Com relação ao perfil da UCC na internet, Melchior considerou como “mais uma dessas redes virtuais de jovens brancos de classe média-alta, com excesso de tempo livre e com tendências neofascistas”. Melchior chegou a essa conclusão através dos discursos da UCC, que segundo ele são “superficiais e as denúncias são sensacionalistas, sobre golpe comunista no Brasil”.
- É toda a reprodução do discurso da direita hoje. Quando ele critica o Renan Calheiros, por exemplo, ele representa a instituição, a própria existência do Senado. Antes dele tivemos o Sarney, o ACM, o Jader Barbalho. Personificar o problema é sinônimo de falta de capacidade de analisar o contexto. O bicameralismo, a lógica de uma câmara alta, dos lordes, isso é anacrônico. Portanto, a crítica ao Renan é uma crítica sensacionalista, que não leva a lugar nenhum, avalia o presidente do conselho.
Buscando as motivações que desencadearam os protestos, Melchior lembra que eles surgiram em defesa da melhoria do transporte público e pela redução dos preços das passagens. Mais tarde, caminharam para a ampliação de direitos sociais, ainda incluindo uma crítica do transporte público como um direito e não como serviço, como acontece hoje. Evoluindo as discussões sobre os atos, somente nesse momento foi incluída a pauta de combate à corrupção.

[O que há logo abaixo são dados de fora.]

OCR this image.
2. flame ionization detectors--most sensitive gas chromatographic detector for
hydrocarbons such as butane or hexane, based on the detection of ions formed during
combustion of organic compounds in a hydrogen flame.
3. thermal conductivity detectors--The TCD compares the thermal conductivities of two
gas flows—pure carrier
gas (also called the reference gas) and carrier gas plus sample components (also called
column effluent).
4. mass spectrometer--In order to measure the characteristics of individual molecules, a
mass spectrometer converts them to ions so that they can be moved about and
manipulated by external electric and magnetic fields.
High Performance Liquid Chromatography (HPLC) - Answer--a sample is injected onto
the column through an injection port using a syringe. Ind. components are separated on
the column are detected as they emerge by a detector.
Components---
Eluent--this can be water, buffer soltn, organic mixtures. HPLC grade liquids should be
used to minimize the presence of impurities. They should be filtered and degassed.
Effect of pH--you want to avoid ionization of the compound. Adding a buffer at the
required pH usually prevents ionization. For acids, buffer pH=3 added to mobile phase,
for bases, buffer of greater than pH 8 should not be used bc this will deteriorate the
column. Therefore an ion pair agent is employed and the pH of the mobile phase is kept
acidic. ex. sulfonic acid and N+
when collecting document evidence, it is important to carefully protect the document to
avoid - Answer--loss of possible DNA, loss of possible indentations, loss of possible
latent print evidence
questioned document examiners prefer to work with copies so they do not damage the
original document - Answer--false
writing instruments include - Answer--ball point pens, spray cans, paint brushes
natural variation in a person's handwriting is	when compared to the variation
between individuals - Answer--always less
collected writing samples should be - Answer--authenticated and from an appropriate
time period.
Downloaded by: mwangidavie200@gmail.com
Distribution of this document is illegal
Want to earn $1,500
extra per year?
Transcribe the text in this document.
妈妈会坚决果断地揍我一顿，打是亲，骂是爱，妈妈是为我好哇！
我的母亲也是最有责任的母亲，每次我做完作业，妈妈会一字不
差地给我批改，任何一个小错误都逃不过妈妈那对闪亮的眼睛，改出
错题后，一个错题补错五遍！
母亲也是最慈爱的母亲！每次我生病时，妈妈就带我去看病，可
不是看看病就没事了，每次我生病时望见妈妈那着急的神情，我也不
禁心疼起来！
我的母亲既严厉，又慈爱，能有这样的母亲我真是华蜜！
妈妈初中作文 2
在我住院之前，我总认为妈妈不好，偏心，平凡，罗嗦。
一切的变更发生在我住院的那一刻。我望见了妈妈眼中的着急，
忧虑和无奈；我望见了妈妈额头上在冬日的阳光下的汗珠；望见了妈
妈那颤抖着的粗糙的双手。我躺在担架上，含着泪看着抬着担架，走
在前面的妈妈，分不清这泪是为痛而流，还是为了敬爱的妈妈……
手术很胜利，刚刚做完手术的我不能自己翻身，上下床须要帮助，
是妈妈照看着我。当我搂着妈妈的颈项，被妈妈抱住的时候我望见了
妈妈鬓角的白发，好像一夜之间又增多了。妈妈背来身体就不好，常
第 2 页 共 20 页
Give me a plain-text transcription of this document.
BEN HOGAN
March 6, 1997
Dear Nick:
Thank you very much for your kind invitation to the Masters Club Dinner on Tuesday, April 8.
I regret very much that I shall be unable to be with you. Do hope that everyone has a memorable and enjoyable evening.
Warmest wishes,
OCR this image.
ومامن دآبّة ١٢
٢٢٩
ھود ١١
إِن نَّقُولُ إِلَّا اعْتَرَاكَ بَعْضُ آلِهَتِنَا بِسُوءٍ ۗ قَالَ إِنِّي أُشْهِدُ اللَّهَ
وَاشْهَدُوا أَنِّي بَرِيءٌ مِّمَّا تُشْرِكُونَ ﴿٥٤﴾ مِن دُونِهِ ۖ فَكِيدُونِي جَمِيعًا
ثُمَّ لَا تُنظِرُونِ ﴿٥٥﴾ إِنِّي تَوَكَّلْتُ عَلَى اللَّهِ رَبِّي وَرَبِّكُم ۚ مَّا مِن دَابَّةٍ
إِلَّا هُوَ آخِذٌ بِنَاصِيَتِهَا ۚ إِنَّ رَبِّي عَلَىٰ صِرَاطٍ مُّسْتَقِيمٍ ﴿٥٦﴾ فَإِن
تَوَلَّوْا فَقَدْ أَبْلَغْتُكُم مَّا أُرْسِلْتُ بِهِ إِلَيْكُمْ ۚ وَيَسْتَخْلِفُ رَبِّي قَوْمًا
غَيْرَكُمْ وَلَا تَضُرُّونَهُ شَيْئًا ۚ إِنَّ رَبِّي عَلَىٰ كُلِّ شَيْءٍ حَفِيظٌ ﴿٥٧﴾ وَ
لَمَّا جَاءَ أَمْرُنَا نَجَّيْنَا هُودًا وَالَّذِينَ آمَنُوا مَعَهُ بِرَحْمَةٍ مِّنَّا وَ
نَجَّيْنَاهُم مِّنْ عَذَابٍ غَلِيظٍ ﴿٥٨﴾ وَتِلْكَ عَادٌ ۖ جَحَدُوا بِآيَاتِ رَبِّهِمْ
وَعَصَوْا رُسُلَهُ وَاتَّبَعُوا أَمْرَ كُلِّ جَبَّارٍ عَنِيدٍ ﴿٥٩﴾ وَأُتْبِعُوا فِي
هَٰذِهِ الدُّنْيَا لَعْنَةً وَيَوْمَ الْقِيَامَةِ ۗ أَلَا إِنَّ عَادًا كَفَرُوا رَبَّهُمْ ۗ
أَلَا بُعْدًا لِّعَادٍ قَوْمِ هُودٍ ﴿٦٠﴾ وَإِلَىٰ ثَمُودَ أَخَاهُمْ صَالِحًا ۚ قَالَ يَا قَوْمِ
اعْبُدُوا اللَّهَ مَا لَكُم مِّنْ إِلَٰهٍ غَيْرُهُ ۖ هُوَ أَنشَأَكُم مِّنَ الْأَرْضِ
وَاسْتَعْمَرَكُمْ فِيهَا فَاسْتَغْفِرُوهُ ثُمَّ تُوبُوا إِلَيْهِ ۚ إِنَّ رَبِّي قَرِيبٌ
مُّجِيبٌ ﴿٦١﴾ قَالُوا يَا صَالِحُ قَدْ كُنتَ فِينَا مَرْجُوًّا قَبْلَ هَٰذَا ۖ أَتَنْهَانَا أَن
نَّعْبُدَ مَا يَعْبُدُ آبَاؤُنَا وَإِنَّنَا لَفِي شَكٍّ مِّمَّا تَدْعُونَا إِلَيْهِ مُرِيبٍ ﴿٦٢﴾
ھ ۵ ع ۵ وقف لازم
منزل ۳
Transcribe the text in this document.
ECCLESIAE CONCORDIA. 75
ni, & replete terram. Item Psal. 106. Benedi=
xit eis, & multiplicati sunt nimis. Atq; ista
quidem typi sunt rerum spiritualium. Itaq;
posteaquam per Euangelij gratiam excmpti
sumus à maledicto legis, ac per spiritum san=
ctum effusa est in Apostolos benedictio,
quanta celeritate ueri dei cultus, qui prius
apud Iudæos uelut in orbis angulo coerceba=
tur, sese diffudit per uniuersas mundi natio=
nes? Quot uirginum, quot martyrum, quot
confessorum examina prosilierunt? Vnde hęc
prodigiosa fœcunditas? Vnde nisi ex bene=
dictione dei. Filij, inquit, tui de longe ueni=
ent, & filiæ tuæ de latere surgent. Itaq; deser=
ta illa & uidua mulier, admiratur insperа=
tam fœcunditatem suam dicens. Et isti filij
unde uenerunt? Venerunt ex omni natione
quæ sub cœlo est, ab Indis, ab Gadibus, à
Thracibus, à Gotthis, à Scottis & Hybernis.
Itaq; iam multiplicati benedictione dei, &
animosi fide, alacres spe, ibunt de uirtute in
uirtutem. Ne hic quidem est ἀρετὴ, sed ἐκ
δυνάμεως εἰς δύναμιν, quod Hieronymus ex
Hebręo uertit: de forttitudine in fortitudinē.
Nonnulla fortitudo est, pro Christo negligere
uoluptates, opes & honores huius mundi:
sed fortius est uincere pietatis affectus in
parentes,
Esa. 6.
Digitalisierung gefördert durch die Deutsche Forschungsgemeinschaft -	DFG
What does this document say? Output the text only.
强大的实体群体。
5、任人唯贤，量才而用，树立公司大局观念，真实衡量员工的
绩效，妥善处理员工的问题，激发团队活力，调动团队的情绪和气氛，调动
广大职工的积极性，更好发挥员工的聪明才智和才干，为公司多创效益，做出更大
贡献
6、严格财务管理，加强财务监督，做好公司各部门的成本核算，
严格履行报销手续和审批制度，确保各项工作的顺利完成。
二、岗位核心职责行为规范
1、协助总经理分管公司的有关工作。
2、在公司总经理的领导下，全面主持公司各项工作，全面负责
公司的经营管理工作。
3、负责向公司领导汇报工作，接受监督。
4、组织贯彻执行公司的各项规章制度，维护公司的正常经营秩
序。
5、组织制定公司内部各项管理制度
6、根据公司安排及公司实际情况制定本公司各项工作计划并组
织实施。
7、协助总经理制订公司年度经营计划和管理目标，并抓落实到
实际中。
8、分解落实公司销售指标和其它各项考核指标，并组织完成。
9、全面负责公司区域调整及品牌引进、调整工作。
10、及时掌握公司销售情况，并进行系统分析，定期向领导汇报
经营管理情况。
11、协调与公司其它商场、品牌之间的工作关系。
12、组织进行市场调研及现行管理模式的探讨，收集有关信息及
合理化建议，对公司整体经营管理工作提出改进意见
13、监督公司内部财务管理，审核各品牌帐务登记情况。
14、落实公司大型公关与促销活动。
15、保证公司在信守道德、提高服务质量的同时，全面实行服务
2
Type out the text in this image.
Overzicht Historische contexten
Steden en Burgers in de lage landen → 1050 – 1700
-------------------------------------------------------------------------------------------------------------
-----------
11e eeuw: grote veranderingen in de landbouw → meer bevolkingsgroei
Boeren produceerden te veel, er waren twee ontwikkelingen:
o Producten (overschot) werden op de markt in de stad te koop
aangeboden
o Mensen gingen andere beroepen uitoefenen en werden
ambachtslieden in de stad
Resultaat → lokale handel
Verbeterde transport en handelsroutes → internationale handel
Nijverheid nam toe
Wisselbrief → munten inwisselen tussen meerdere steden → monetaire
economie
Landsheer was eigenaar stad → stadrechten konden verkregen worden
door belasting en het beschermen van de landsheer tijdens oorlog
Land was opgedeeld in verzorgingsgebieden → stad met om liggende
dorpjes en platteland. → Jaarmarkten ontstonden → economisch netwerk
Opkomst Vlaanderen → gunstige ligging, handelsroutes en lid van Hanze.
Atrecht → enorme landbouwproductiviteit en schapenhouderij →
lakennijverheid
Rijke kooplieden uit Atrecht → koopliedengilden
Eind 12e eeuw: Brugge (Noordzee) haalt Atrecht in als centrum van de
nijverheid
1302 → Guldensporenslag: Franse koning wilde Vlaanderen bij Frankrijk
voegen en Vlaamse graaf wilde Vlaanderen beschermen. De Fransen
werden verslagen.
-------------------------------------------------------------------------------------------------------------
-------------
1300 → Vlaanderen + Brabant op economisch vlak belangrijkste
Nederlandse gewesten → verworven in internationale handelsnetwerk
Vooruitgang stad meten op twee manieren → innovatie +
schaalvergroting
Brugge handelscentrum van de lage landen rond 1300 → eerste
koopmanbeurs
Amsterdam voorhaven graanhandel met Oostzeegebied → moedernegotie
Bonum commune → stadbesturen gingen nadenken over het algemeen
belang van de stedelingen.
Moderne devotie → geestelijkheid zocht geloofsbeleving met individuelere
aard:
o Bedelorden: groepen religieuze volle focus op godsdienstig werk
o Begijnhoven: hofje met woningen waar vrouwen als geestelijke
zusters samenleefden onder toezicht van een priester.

- E essa pauta do combate à corrupção foi incorporada de forma torta, porque dizer que é contra corrupção todo mundo diz. O problema é o foco, a proposta. Aí a capacidade de incidência reduz, pois o senso comum impera. No Brasil, se criou paulatinamente um discurso de vincular a corrupção ao público e à política, ignorando os bastidores, as empresas, o mercado. Quase todos os casos de corrupção no país têm uma relação direta com setores empresariais que financiam as campanhas. Acabar com o investimento privado é o primeiro passo, sem isso, fica no blá blá blád e militante coxinha, ponderou Melchior.
CONTRADIÇÃO
Repercutindo as declarações de Maycon na imprensa, Alessandro Melchior acredita que Freitas se contradiz nas suas colocações, pois ele cita a criação de hospitais, como se o problema fosse somente de equipamentos públicos e redução de impostos.
- Quem vai financiar isso com a redução dos impostos? Não há embasamento concreto. O Brasil possui menos médicos por habitantes que a Argentina. Isso é problema concreto que se resolve a médio prazo, com mais vagas de medicina nas universidades e, agora, com a importação de profissionais estrangeiros, como já estamos fazendo em várias áreas. O próprio PSDB e o Serra eram favoráveis quando estavam no Ministério da Saúde. Agora, são contra. Na reforma política, a página da UCC fala que o plebiscito é golpe. Eles atacam o Congresso, desqualificando a política e defendem que esse mesmo Congresso faça a reforma política e o povo assine embaixo por referendo depois? É um problema de organização do discurso e capacidade cognitiva, é basicamente o que fica explícito nessa entrevista, analise o presidente da CNJ.